Но вернемся к высочайшей особе в мизансцене. Как и «великая княгиня» в ОТ, императрица исходной редакции – персонаж без какой-либо явной индивидуальности, пусть даже с ее уст через прямую речь другого героя слетает три слова; в рассказе не проглядывает ни внешности, ни характера жены Александра II. Тем не менее кое-что из тогдашних обстоятельств и даже забот невымышленной императрицы схвачено в этом эпизоде, так что фигуру монархини в нем все-таки надо счесть скорее камео, чем манекеном.

Сколь ни странно это может показаться сегодняшнему читателю, ситуация, в которой субтильная Мария Александровна держала бы в руках громоздкую, увенчанную статуэткой двуглавого орла парадную каску гвардейца, была правдоподобной.
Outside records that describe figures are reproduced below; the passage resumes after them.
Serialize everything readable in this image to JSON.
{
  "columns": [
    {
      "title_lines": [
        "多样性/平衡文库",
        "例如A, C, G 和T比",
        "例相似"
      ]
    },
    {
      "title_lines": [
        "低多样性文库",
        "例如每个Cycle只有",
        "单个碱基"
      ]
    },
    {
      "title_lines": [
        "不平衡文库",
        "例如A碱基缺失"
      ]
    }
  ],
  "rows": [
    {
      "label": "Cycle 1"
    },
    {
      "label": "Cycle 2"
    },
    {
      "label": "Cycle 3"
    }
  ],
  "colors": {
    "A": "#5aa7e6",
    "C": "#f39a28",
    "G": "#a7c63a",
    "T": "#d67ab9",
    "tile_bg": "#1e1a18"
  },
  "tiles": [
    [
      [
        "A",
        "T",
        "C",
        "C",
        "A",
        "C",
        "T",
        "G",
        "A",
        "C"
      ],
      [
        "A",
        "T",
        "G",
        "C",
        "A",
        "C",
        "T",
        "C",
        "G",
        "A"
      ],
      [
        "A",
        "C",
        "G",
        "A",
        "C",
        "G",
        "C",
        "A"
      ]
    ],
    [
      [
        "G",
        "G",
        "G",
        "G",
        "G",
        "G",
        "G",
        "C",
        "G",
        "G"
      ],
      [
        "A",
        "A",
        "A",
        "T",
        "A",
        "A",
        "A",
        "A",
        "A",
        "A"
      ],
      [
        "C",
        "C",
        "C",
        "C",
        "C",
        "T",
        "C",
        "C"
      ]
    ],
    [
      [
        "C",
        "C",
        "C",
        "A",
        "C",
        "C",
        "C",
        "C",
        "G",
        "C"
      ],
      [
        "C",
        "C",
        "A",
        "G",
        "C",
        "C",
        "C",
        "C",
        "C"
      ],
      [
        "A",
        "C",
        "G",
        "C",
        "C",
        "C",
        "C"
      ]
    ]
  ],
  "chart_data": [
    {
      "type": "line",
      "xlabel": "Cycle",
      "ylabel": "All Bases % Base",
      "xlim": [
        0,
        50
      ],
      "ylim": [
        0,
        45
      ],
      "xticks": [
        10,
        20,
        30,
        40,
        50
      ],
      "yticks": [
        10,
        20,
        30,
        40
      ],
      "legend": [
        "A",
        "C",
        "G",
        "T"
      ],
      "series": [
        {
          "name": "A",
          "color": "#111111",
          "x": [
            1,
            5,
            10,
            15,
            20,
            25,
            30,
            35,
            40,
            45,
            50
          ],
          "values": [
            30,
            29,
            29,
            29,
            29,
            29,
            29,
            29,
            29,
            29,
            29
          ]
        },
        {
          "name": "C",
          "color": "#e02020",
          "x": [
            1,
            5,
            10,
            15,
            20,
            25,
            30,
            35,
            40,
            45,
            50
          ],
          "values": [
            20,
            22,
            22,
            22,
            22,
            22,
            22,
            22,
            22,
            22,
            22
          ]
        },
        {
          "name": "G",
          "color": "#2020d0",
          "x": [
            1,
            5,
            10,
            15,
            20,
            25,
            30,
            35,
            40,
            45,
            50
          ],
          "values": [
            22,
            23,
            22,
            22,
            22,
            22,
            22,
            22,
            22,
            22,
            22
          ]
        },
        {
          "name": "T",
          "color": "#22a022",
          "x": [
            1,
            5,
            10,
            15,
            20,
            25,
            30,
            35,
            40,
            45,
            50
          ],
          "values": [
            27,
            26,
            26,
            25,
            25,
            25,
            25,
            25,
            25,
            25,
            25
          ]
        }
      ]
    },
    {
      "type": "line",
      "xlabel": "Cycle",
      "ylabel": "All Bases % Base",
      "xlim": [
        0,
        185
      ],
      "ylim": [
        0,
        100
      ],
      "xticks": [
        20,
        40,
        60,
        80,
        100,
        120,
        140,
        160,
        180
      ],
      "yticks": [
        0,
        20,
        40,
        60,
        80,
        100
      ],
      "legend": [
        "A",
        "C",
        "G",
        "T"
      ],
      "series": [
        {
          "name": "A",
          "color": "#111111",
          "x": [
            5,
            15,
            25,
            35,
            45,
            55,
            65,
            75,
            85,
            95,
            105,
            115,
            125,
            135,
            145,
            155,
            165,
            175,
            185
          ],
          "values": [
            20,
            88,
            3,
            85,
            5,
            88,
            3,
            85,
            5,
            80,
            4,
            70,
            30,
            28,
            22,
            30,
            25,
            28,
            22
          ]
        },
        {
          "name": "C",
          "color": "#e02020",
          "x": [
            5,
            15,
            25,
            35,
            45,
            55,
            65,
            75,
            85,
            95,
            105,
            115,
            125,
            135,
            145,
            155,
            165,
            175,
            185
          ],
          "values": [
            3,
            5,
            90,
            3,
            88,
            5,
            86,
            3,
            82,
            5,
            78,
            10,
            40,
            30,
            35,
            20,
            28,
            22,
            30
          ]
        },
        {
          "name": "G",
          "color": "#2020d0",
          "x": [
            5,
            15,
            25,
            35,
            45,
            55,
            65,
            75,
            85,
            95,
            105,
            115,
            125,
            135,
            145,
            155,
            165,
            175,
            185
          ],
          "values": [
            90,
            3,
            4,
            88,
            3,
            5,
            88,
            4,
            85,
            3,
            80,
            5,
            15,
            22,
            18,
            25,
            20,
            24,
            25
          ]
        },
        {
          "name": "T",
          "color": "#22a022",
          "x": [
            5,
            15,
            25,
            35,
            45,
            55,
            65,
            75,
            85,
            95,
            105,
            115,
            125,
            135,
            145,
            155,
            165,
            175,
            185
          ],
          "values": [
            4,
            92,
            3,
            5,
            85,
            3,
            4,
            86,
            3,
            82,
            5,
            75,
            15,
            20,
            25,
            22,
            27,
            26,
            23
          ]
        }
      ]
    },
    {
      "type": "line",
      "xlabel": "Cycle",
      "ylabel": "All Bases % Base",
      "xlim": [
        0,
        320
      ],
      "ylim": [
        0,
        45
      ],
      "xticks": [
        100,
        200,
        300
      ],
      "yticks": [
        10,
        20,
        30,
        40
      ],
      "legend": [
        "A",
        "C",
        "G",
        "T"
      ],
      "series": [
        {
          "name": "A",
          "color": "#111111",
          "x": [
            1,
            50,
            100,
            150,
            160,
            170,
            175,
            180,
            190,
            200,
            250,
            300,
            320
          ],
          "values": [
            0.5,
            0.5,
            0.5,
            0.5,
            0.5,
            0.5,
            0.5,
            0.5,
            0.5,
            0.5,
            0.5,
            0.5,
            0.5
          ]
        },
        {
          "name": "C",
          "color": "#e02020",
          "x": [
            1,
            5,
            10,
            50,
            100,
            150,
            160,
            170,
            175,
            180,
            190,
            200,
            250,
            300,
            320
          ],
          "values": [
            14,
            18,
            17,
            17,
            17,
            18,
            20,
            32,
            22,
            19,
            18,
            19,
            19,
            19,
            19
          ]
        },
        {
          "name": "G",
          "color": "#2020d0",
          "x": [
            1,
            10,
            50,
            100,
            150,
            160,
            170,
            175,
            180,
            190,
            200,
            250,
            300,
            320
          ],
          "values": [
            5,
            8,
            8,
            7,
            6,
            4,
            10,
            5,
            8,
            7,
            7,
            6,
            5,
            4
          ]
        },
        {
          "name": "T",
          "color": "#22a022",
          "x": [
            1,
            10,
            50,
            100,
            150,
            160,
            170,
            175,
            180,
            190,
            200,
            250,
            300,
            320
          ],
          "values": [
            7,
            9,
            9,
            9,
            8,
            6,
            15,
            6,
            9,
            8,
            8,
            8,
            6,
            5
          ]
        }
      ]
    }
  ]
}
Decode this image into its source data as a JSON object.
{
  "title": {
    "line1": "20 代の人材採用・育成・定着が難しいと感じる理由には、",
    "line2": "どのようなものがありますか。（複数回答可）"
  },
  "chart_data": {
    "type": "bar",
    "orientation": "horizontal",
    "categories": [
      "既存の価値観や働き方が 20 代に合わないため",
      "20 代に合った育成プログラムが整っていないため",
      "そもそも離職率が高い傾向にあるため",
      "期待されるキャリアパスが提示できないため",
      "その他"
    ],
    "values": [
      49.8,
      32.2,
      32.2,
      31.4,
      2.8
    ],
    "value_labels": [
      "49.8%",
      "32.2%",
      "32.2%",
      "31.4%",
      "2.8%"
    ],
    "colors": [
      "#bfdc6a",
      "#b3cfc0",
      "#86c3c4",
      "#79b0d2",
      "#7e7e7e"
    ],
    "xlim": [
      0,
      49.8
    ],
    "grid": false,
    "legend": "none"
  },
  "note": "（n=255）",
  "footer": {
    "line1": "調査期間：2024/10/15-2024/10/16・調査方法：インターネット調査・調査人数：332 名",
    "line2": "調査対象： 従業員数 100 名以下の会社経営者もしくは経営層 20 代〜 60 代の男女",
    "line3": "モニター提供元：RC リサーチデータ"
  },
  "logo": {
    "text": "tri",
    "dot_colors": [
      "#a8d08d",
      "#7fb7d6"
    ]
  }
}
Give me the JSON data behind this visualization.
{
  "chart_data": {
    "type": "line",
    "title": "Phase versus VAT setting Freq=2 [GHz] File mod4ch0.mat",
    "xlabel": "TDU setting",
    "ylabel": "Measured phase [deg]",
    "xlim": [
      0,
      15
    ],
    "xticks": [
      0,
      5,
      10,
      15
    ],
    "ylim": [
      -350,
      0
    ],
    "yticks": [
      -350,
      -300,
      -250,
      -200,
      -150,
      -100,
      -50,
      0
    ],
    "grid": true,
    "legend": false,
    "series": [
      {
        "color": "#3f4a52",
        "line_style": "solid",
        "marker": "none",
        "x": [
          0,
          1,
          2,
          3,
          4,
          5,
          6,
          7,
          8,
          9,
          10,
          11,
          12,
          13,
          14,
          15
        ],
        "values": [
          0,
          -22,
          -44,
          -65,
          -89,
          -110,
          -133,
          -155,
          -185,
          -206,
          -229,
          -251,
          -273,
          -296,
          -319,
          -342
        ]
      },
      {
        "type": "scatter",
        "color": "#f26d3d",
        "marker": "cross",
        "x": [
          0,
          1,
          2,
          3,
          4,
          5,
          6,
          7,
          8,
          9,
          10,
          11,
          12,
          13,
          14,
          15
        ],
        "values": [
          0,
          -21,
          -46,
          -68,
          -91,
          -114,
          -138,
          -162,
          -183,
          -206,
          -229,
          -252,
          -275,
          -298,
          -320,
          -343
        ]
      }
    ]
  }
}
Правда, в большей степени, скажем, для 1860 года, чем для середины 1870‐х. При восшествии своего супруга на престол она была назначена и оставалась вплоть до своей смерти в 1880 году шефом одного из гвардейских кавалерийских полков, который стал носить официальное название лейб-гвардии Кирасирского Ее Величества (его предшествующим шефом-дамой была умершая в 1828 году вдовствующая императрица Мария Федоровна). Обиходно звавшиеся, по отличительному цвету мундира, «синими», кирасиры Ее Величества, наряду с кавалергардами, конногвардейцами и «желтыми» (полка Его Величества) кирасирами, являлись завсегдатаями и украшением дворцовых и великосветских балов. Собственно, в эпоху АК это был эмблематический знак таких балов, ибо с начала 1860‐х так называемая тяжелая кавалерия, с достодолжной эффектной атрибутикой, сохранялась только в гвардии219. А из дам правящего дома прежде всего от Марии Александровны, ex officio полкового шефа220, ожидалась осведомленность о свежих переменах в обмундировании и снаряжении «синих кирасиров». Кто-то мог бы посетовать, что замена императрицы великой княгиней лишила ОТ изюминки изящно мимолетного указания на полк, в котором служит Вронский221.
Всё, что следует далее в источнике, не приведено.